The RSC’s new ‘Romeo and Juliet’ is almost impressively tone deaf. Styled as a modern-dress production about knife-happy teens, it transfers down to London at a time when youth stabbings in the capital are massive news. And yet it has nothing to say about this, really: Shakespeare can be painfully illuminating of modern times, but this just feels like an aesthetic choice barely thought through – a jumble of posh kids swinging at each other for reasons that feel obscure in a contemporary context.

I appreciate it’s not like director Erica Whyman is exactly fighting the text here – it is literally a drama about kids killing each other.

You can see that she’s made a concerted effort to get in touch with the teenage pulse of Shakespeare’s romantic tragedy. Big names are eschewed in favour of actors who could mostly pass for teens (some are in fact actual schoolkids); the line about Juliet still being 13 is shoved pointedly to the fore; everyone’s a bit heteroflexible and listens to grime. But it doesn’t really work: sure, 13-year-olds still fall for older men. But that’s not what Whyman seems to really be exploring. There are teenage trappings everywhere, but it never seriously feels like it’s grappling with the radically different reality of teenhood in 2018, versus that of 1595. There is a reason the star cross’d lovers tend to be pitched a little older.
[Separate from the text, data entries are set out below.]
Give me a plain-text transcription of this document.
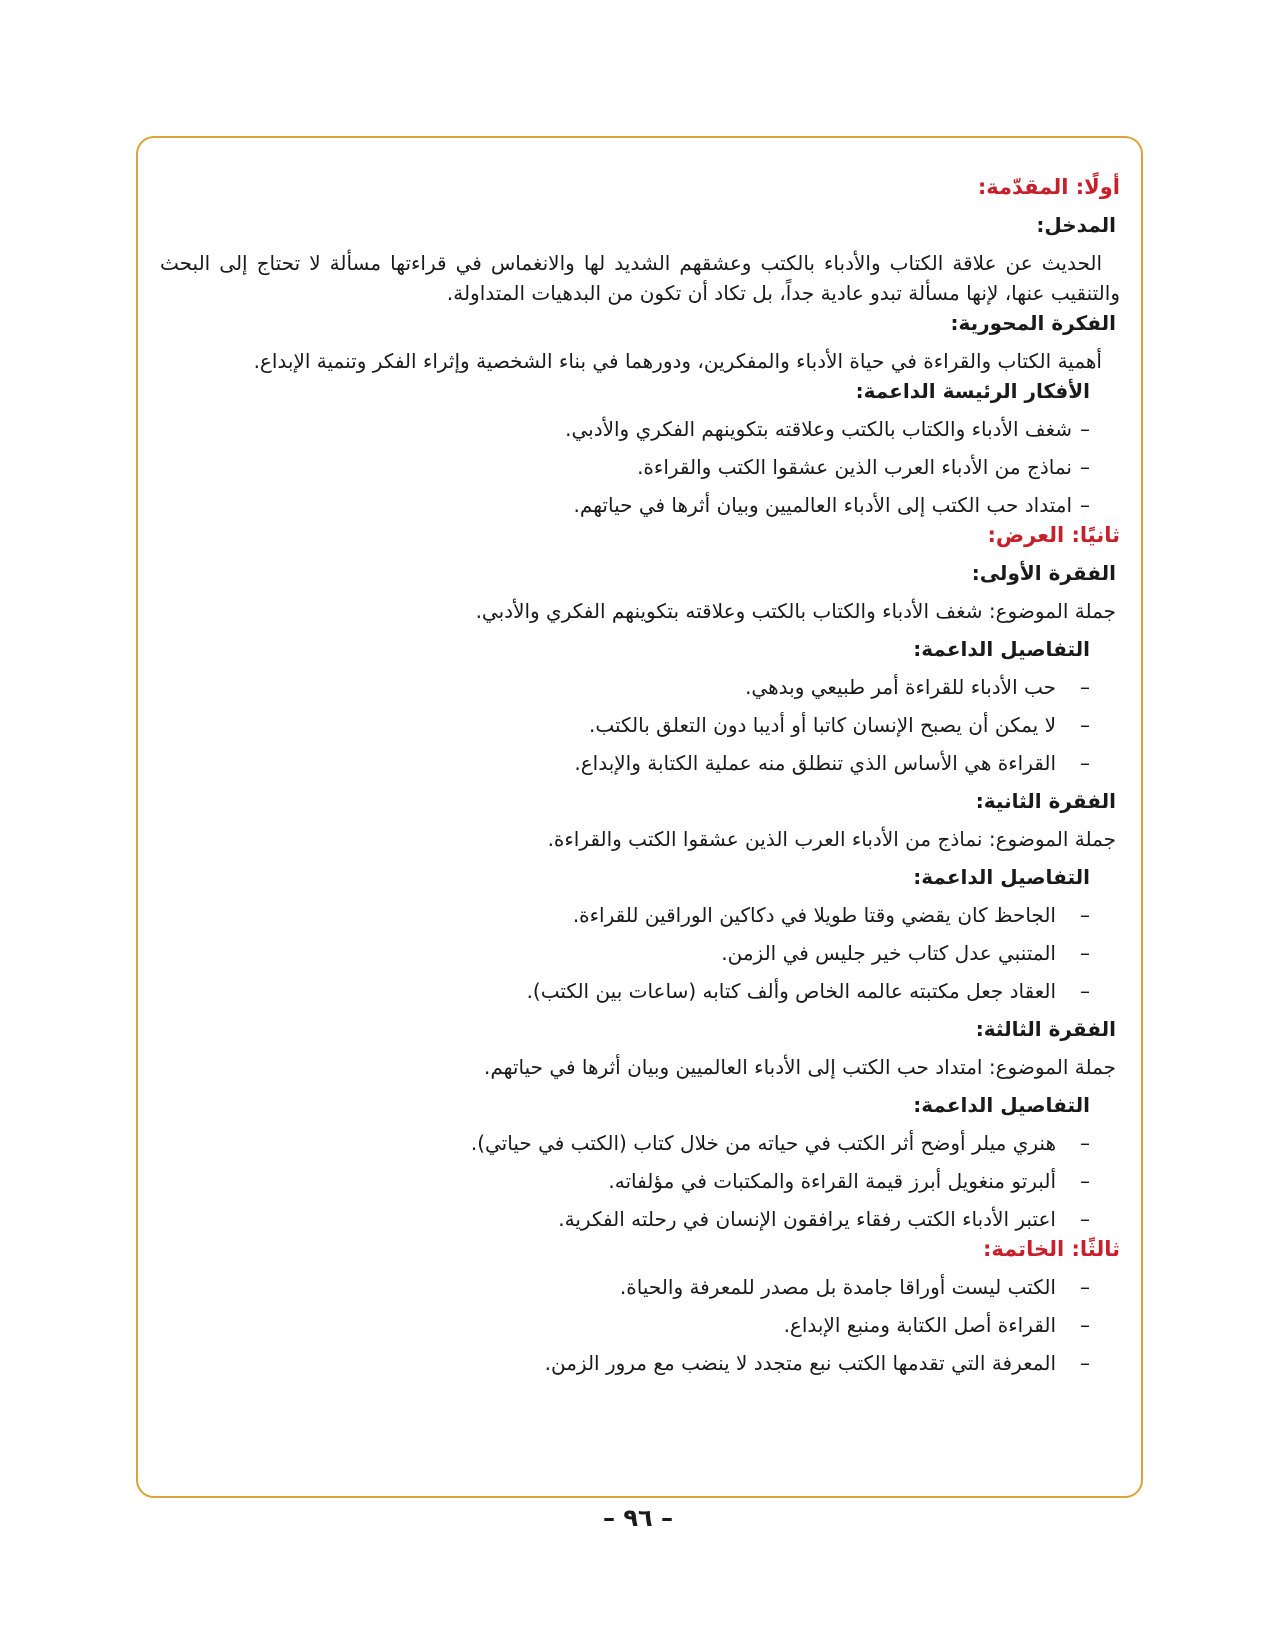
أولًا: المقدّمة:
المدخل:
الحديث عن علاقة الكتاب والأدباء بالكتب وعشقهم الشديد لها والانغماس في قراءتها مسألة لا تحتاج إلى البحث والتنقيب عنها، لإنها مسألة تبدو عادية جداً، بل تكاد أن تكون من البدهيات المتداولة.
الفكرة المحورية:
أهمية الكتاب والقراءة في حياة الأدباء والمفكرين، ودورهما في بناء الشخصية وإثراء الفكر وتنمية الإبداع.
الأفكار الرئيسة الداعمة:
–
شغف الأدباء والكتاب بالكتب وعلاقته بتكوينهم الفكري والأدبي.
–
نماذج من الأدباء العرب الذين عشقوا الكتب والقراءة.
–
امتداد حب الكتب إلى الأدباء العالميين وبيان أثرها في حياتهم.
ثانيًا: العرض:
الفقرة الأولى:
جملة الموضوع: شغف الأدباء والكتاب بالكتب وعلاقته بتكوينهم الفكري والأدبي.
التفاصيل الداعمة:
–
حب الأدباء للقراءة أمر طبيعي وبدهي.
–
لا يمكن أن يصبح الإنسان كاتبا أو أديبا دون التعلق بالكتب.
–
القراءة هي الأساس الذي تنطلق منه عملية الكتابة والإبداع.
الفقرة الثانية:
جملة الموضوع: نماذج من الأدباء العرب الذين عشقوا الكتب والقراءة.
التفاصيل الداعمة:
–
الجاحظ كان يقضي وقتا طويلا في دكاكين الوراقين للقراءة.
–
المتنبي عدل كتاب خير جليس في الزمن.
–
العقاد جعل مكتبته عالمه الخاص وألف كتابه (ساعات بين الكتب).
الفقرة الثالثة:
جملة الموضوع: امتداد حب الكتب إلى الأدباء العالميين وبيان أثرها في حياتهم.
التفاصيل الداعمة:
–
هنري ميلر أوضح أثر الكتب في حياته من خلال كتاب (الكتب في حياتي).
–
ألبرتو منغويل أبرز قيمة القراءة والمكتبات في مؤلفاته.
–
اعتبر الأدباء الكتب رفقاء يرافقون الإنسان في رحلته الفكرية.
ثالثًا: الخاتمة:
–
الكتب ليست أوراقا جامدة بل مصدر للمعرفة والحياة.
–
القراءة أصل الكتابة ومنبع الإبداع.
–
المعرفة التي تقدمها الكتب نبع متجدد لا ينضب مع مرور الزمن.
– ٩٦ –
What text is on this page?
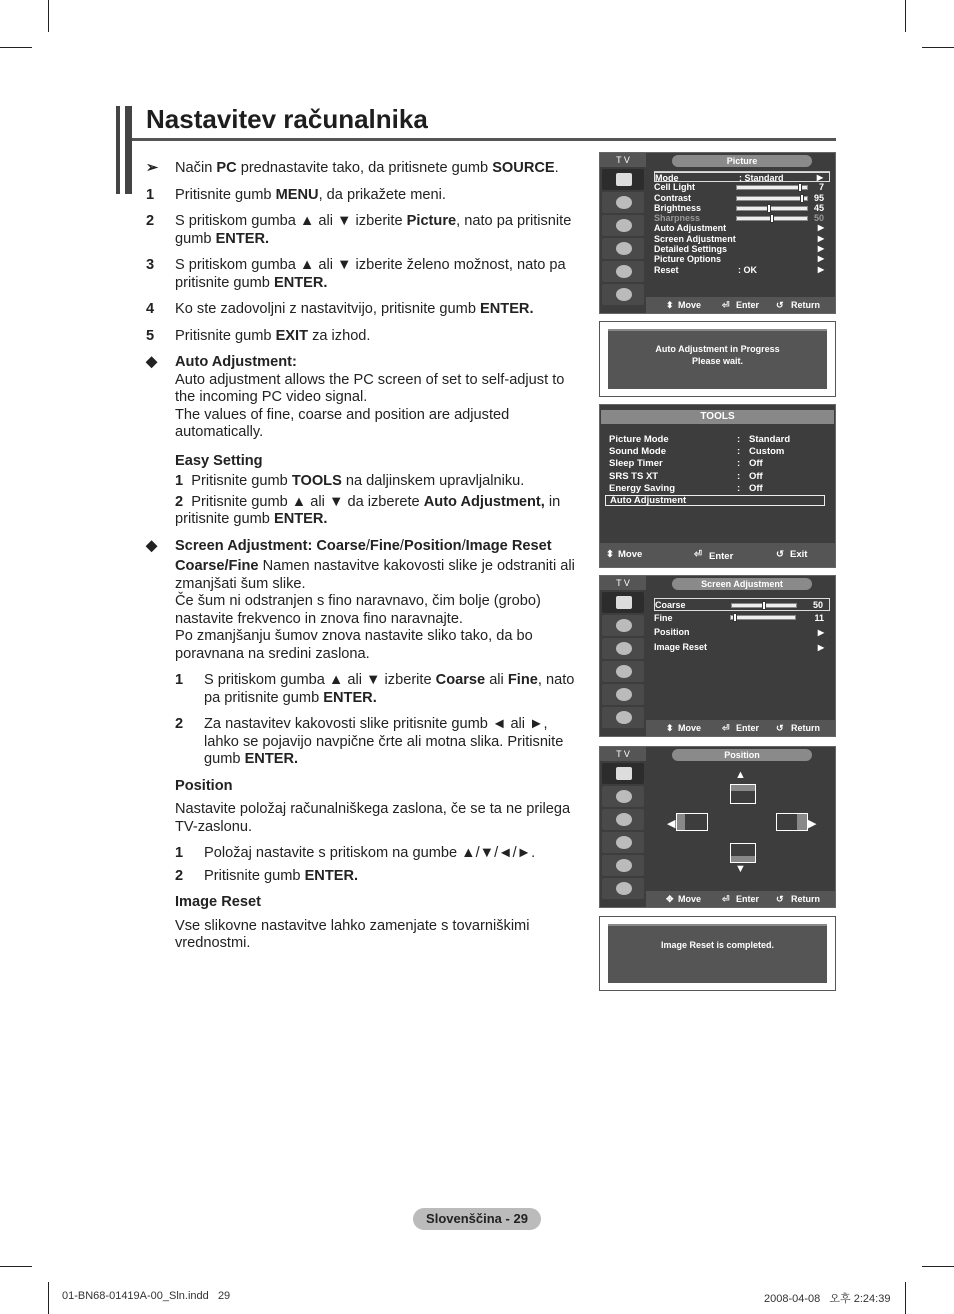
Nastavitev računalnika
➢	Način PC prednastavite tako, da pritisnete gumb SOURCE.
1	Pritisnite gumb MENU, da prikažete meni.
2	S pritiskom gumba ▲ ali ▼ izberite Picture, nato pa pritisnite gumb ENTER.
3	S pritiskom gumba ▲ ali ▼ izberite želeno možnost, nato pa pritisnite gumb ENTER.
4	Ko ste zadovoljni z nastavitvijo, pritisnite gumb ENTER.
5	Pritisnite gumb EXIT za izhod.
◆	Auto Adjustment:
Auto adjustment allows the PC screen of set to self-adjust to the incoming PC video signal.
The values of fine, coarse and position are adjusted automatically.
Easy Setting
1 Pritisnite gumb TOOLS na daljinskem upravljalniku.
2 Pritisnite gumb ▲ ali ▼ da izberete Auto Adjustment, in pritisnite gumb ENTER.
◆	Screen Adjustment: Coarse/Fine/Position/Image Reset
Coarse/Fine Namen nastavitve kakovosti slike je odstraniti ali zmanjšati šum slike.
Če šum ni odstranjen s fino naravnavo, čim bolje (grobo) nastavite frekvenco in znova fino naravnajte.
Po zmanjšanju šumov znova nastavite sliko tako, da bo poravnana na sredini zaslona.
1	S pritiskom gumba ▲ ali ▼ izberite Coarse ali Fine, nato pa pritisnite gumb ENTER.
2	Za nastavitev kakovosti slike pritisnite gumb ◄ ali ►, lahko se pojavijo navpične črte ali motna slika. Pritisnite gumb ENTER.
Position
Nastavite položaj računalniškega zaslona, če se ta ne prilega TV-zaslonu.
1	Položaj nastavite s pritiskom na gumbe ▲/▼/◄/►.
2	Pritisnite gumb ENTER.
Image Reset
Vse slikovne nastavitve lahko zamenjate s tovarniškimi vrednostmi.
T V	Picture
Mode	: Standard	▶
Cell Light	7
Contrast	95
Brightness	45
Sharpness	50
Auto Adjustment	▶
Screen Adjustment	▶
Detailed Settings	▶
Picture Options	▶
Reset	: OK	▶
⬍ Move ⏎ Enter ↺ Return
Auto Adjustment in Progress
Please wait.
TOOLS
Picture Mode	: Standard
Sound Mode	: Custom
Sleep Timer	: Off
SRS TS XT	: Off
Energy Saving	: Off
Auto Adjustment
⬍ Move	⏎ Enter	↺ Exit
T V	Screen Adjustment
Coarse	50
Fine	11
Position	▶
Image Reset	▶
⬍ Move ⏎ Enter ↺ Return
T V	Position
▲
◀	▶
▼
✥ Move ⏎ Enter ↺ Return
Image Reset is completed.
Slovenščina - 29
01-BN68-01419A-00_Sln.indd   29	2008-04-08   오후 2:24:39
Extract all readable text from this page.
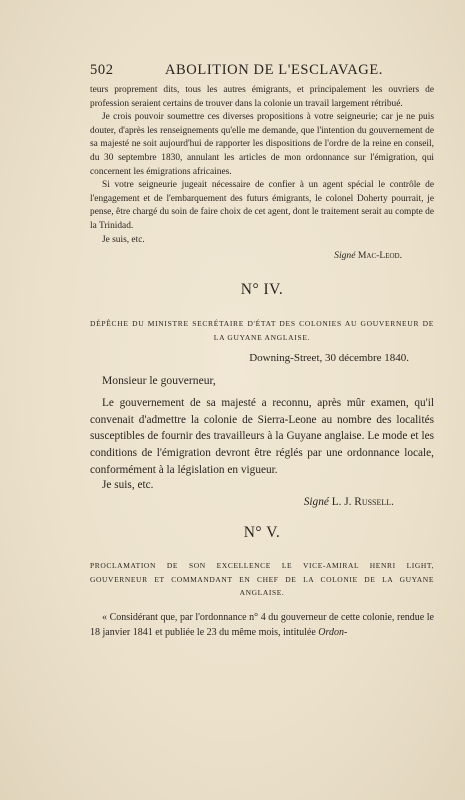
502	ABOLITION DE L'ESCLAVAGE.

teurs proprement dits, tous les autres émigrants, et principalement les ouvriers de profession seraient certains de trouver dans la colonie un travail largement rétribué.

Je crois pouvoir soumettre ces diverses propositions à votre seigneurie; car je ne puis douter, d'après les renseignements qu'elle me demande, que l'intention du gouvernement de sa majesté ne soit aujourd'hui de rapporter les dispositions de l'ordre de la reine en conseil, du 30 septembre 1830, annulant les articles de mon ordonnance sur l'émigration, qui concernent les émigrations africaines.

Si votre seigneurie jugeait nécessaire de confier à un agent spécial le contrôle de l'engagement et de l'embarquement des futurs émigrants, le colonel Doherty pourrait, je pense, être chargé du soin de faire choix de cet agent, dont le traitement serait au compte de la Trinidad.

Je suis, etc.

Signé Mac-Leod.

N° IV.

DÉPÊCHE DU MINISTRE SECRÉTAIRE D'ÉTAT DES COLONIES AU GOUVERNEUR DE LA GUYANE ANGLAISE.

Downing-Street, 30 décembre 1840.

Monsieur le gouverneur,

Le gouvernement de sa majesté a reconnu, après mûr examen, qu'il convenait d'admettre la colonie de Sierra-Leone au nombre des localités susceptibles de fournir des travailleurs à la Guyane anglaise. Le mode et les conditions de l'émigration devront être réglés par une ordonnance locale, conformément à la législation en vigueur.

Je suis, etc.

Signé L. J. Russell.

N° V.

PROCLAMATION DE SON EXCELLENCE LE VICE-AMIRAL HENRI LIGHT, GOUVERNEUR ET COMMANDANT EN CHEF DE LA COLONIE DE LA GUYANE ANGLAISE.

« Considérant que, par l'ordonnance n° 4 du gouverneur de cette colonie, rendue le 18 janvier 1841 et publiée le 23 du même mois, intitulée Ordon-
A lack of chemistry between Bally Gill‘s nice guy Romeo and Karen Fishwick’s gobby Juliet doesn’t help. There’s no real sense of them falling for each other – they just start chatting at the Capulet ball and immediately appear to be together, like one of those dull couples who appear to have simply existed since the dawn of time.

There is good stuff: I enjoyed Charlotte Josephine’s wreckhead Mercutio, and Michael Hodgson and Mariam Haque turn in detailed and thoughtful performances as Juliet’s parents, really making the most of their small roles. But it’s far too little to give the production nuance as a whole.

Even if you’re cool with the politics, if you’re talking about work liable to turn teens onto Shakespeare, this feels like a pale shadow of the Globe’s terrific 2016 ‘Imogen’. Or if it’s ‘Romeo and Juliet’ you’re after, the Baz Luhrmann version still surely stacks up stronger. Young audiences would be better saving their money for the RSC’s excellent house-of-horror ‘Macbeth’, also at the Barbican, than this insensitive dud.